The construction business, particularly in Georgia, hasn’t fully recovered from the Great Recession, and in some ways might be just above bottom. But prices for building materials have just as much to do with local demand as they do with the development rush in fast-moving economies such as Brazil, China and India.
Bill Anderson, president of the Associated Builders and Contractors of Georgia, said his members have indicated they are seeing prices rise, but data from the national level indicate it might be a temporary trend.
Overall, construction prices dipped in November by 0.1 percent but are up 6.2 percent over last year, according to a report by Associated Builders and Contractors, citing government data.
Monthly steel prices have declined, though steel is still up 11.2 percent over November 2010, the report said.
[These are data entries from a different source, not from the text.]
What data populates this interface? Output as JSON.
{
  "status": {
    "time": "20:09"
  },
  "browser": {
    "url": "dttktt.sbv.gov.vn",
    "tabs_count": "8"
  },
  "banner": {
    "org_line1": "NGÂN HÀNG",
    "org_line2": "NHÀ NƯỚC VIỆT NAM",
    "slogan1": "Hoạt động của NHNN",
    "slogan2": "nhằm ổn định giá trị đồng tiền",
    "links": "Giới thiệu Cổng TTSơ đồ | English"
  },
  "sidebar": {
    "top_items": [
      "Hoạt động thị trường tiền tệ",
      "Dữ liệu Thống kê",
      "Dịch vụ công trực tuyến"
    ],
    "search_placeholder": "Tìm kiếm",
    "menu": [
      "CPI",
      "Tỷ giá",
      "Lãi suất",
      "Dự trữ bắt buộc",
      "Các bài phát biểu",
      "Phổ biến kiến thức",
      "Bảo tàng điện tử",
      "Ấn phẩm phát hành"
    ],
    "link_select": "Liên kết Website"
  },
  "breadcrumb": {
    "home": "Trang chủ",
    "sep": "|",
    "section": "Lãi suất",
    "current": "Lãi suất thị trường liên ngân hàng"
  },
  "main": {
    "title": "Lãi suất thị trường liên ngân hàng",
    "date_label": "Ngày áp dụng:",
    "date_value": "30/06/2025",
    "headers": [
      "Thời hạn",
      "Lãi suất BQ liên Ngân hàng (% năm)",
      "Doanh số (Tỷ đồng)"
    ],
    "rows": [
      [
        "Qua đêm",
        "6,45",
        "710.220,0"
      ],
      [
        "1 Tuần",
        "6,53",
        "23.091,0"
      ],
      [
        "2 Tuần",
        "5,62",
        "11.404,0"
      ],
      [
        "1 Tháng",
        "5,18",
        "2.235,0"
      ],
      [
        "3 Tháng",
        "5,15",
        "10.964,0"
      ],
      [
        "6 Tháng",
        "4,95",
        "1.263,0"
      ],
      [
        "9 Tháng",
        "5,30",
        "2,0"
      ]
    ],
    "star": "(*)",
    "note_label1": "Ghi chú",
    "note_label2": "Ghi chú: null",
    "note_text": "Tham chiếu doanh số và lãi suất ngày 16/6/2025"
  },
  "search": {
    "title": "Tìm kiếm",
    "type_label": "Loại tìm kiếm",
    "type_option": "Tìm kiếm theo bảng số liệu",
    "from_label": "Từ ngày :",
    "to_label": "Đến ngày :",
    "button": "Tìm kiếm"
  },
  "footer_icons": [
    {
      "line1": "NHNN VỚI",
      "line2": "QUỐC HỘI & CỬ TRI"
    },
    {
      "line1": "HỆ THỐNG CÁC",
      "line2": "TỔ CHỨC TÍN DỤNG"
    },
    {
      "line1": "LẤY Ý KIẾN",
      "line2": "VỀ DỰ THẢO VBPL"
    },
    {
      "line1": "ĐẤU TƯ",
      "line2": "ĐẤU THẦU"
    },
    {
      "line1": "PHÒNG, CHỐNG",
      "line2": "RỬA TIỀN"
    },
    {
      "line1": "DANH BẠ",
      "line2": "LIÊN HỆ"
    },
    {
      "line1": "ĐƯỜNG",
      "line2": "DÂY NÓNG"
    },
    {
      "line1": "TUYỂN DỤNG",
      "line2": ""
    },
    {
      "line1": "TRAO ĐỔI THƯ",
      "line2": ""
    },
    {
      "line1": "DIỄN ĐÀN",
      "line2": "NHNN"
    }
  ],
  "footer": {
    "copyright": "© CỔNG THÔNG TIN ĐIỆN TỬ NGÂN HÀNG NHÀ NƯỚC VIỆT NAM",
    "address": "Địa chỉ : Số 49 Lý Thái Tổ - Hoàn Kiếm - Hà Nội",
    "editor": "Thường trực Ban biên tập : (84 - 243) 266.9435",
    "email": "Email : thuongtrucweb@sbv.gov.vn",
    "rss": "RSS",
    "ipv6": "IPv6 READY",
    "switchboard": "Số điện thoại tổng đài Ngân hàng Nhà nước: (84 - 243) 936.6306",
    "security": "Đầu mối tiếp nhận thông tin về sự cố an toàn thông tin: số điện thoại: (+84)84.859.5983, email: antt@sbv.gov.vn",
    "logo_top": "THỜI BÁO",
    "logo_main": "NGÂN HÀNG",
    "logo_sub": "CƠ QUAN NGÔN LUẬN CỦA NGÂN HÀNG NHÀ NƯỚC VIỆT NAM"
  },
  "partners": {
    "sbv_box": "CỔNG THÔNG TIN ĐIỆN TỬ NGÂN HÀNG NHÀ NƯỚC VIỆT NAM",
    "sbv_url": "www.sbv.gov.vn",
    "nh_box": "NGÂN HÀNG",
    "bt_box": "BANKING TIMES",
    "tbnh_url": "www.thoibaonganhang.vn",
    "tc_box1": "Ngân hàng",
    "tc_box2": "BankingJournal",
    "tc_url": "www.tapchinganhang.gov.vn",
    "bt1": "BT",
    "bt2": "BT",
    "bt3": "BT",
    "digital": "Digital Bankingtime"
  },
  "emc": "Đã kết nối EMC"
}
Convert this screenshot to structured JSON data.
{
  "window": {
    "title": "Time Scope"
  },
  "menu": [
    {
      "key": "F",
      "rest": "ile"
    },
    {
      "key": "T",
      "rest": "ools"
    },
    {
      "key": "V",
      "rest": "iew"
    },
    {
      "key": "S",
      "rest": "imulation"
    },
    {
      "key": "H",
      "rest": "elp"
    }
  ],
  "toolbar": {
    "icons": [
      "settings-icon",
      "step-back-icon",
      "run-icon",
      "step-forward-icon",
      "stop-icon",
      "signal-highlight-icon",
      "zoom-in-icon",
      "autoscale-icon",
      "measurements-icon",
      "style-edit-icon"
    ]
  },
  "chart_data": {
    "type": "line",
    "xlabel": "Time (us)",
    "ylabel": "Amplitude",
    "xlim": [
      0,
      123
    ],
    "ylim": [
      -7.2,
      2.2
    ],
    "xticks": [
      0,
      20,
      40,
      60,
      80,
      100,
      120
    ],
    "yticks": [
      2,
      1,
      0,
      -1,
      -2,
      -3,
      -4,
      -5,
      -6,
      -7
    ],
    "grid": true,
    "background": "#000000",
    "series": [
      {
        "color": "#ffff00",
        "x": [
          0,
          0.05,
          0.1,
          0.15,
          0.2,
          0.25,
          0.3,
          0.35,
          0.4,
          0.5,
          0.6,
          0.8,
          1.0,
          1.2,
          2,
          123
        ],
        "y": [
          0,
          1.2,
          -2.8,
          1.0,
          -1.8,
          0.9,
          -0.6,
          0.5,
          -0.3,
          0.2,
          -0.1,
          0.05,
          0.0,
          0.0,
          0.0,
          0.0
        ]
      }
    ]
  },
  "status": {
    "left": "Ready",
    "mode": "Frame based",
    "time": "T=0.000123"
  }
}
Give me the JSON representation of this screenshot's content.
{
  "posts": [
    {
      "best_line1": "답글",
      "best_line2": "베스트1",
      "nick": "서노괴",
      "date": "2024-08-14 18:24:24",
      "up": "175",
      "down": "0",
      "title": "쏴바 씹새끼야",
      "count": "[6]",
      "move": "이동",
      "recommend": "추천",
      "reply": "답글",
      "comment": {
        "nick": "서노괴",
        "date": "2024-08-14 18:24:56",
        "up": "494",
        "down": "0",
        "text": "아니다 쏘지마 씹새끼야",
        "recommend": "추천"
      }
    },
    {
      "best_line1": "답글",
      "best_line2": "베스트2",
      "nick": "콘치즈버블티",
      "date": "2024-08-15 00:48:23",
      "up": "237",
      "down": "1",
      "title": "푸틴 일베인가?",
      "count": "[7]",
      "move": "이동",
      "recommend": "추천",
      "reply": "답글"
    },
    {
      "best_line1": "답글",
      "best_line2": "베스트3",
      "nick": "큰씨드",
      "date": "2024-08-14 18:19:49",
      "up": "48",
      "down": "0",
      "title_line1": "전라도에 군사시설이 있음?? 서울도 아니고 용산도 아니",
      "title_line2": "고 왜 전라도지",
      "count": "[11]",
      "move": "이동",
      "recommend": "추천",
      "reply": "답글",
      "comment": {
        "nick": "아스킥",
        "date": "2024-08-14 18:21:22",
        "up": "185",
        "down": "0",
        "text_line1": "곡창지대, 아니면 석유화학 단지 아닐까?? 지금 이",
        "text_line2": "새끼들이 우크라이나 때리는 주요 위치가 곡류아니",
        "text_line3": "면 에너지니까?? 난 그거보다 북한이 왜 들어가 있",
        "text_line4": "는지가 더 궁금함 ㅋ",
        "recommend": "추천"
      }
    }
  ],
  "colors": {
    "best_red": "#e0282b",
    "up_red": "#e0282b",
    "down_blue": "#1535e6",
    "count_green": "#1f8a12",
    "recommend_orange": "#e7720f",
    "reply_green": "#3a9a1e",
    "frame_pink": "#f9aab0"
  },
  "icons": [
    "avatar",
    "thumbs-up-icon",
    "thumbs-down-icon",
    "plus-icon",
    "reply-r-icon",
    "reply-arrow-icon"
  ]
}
Petroleum, which affects the price of transporting commodities, is up 19.3 percent over a year ago.
The economies of Brazil, China and India are slowing, and the dollar is gaining some strength relative to the euro, the report said.
“There has continued to be downward pressure on commodity prices,” Anirban Basu, the chief economist for Associated Builders and Contractors, said in a Dec. 15 report. “This is likely to translate into additional declines in construction materials prices as we approach 2012 and beyond.
“However, the decline in construction materials prices is most welcome and may induce a larger number of projects to move forward than expected,” Basu said.
The cost of labor also is a bit of a wild card. Subcontractors often are still bidding at rock-bottom prices. But in some trades or locations, there’s less competition, Benning said, because some contractors who had bid for work at unsustainably low prices are now out of business.
The remaining players can charge higher rates, said Benning, whose firm builds shopping centers, educational facilities and other large projects. The costs of health care and other types of insurance also are rising.
For building material prices to soar, it would require stronger U.S. demand and a ramp-up of activity in emerging markets, said Conor McNally, chief development officer with the Atlanta-based real estate firm Carter. Carter has projects throughout the Southeast and Midwest, including a $600 million mixed-use project in Cincinnati.
McNally said his firm has seen isolated cases of price increases, but construction costs largely have stabilized.
The industry, he said, has seen sudden “blips” in prices as producers of building materials try to rationalize their supplies with wobbly demand.
The industry saw double-digit price inflation from 2003 to 2006 for supplies and labor, McNally said, which corrected with the fallout of the economy.
Bids for projects remain aggressive as there remains a lack of demand.
“We’re technically in recovery,” he said, “but it’s a slow and hard one.”